Bestsellers vs. Backlists: Old Is New
“Publishing does not know how to market e-books yet,” said Evan Schnittman (Bloomsbury) reportedly said at The Future of E-books Publishing Executive Panel at BEA in New York this week (via Edward Champion’s blog report).
“[And] let’s be honest with ourselves,” continued Schnittman. “We’ve never marketed backlist before.”
It’s true: traditional publishers seem pretty good at marketing what’s new, what’s selling today—and much less adept at marketing what is good, but not necessarily new. Marketing the new Tina Fey or Stephen King e-book is probably pretty straight-forward—it’s just another channel, just another extension of the campaign, even priced pretty much the same because…well, it’s new, and readers will just buy it anyway, right? Riiiight.
Publishing and promoting backlist or out-of-print e-books, on the other hand, is a whole (ironically) new ballgame.
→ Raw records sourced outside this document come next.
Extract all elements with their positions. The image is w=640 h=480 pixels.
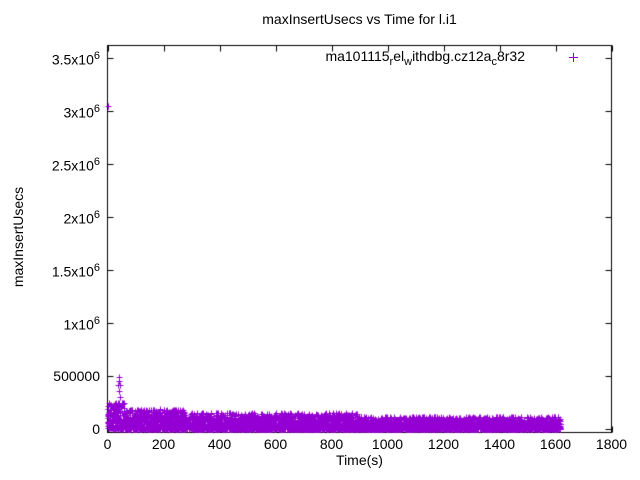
legend-label-segment: 8r32 bbox=[496, 48, 525, 64]
y-tick-label: 2.5x106 bbox=[51, 156, 100, 174]
y-tick-label: 2x106 bbox=[63, 209, 100, 227]
legend-label-segment: ma101115 bbox=[325, 48, 390, 64]
y-tick-label: 3.5x106 bbox=[51, 50, 100, 68]
x-tick-label: 1000 bbox=[371, 436, 404, 452]
y-tick-label: 1.5x106 bbox=[51, 262, 100, 280]
y-tick-label: 0 bbox=[92, 421, 100, 437]
x-tick-label: 1600 bbox=[539, 436, 572, 452]
x-tick-label: 0 bbox=[103, 436, 112, 452]
legend-label-segment: ithdbg.cz12a bbox=[412, 48, 492, 64]
legend-plus-marker-icon bbox=[569, 53, 578, 62]
legend-series-label: ma101115relwithdbg.cz12ac8r32 bbox=[107, 48, 525, 68]
y-tick-label: 1x106 bbox=[63, 315, 100, 333]
x-tick-label: 200 bbox=[151, 436, 176, 452]
chart-title: maxInsertUsecs vs Time for l.i1 bbox=[262, 11, 457, 27]
legend-label-subscript: r bbox=[389, 55, 394, 68]
x-tick-label: 400 bbox=[207, 436, 232, 452]
x-axis-title: Time(s) bbox=[336, 452, 383, 468]
y-tick-label: 3x106 bbox=[63, 103, 100, 121]
y-tick-label: 500000 bbox=[53, 368, 100, 384]
x-tick-label: 1800 bbox=[595, 436, 628, 452]
x-tick-label: 1200 bbox=[427, 436, 460, 452]
legend-label-subscript: c bbox=[491, 55, 497, 68]
x-tick-label: 600 bbox=[263, 436, 288, 452]
x-tick-label: 800 bbox=[319, 436, 344, 452]
legend-label-subscript: w bbox=[404, 55, 413, 68]
x-tick-label: 1400 bbox=[483, 436, 516, 452]
legend-label-segment: el bbox=[393, 48, 405, 64]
Pricing models are different, promotional considerations and channels are different and there isn’t a concurrent traditional marketing campaign to just…well, lean on.
Nope, for this to work, authors and publishers need to collaborate on a solid e-book publishing strategy that stands on it’s own—and that can be flexible, nimble and quickly extended.
Maybe it would be more accurate to say that traditional publishers don’t know how to market e-books yet—much like traditional advertising agencies didn’t understand how to really use the Internet a few years ago.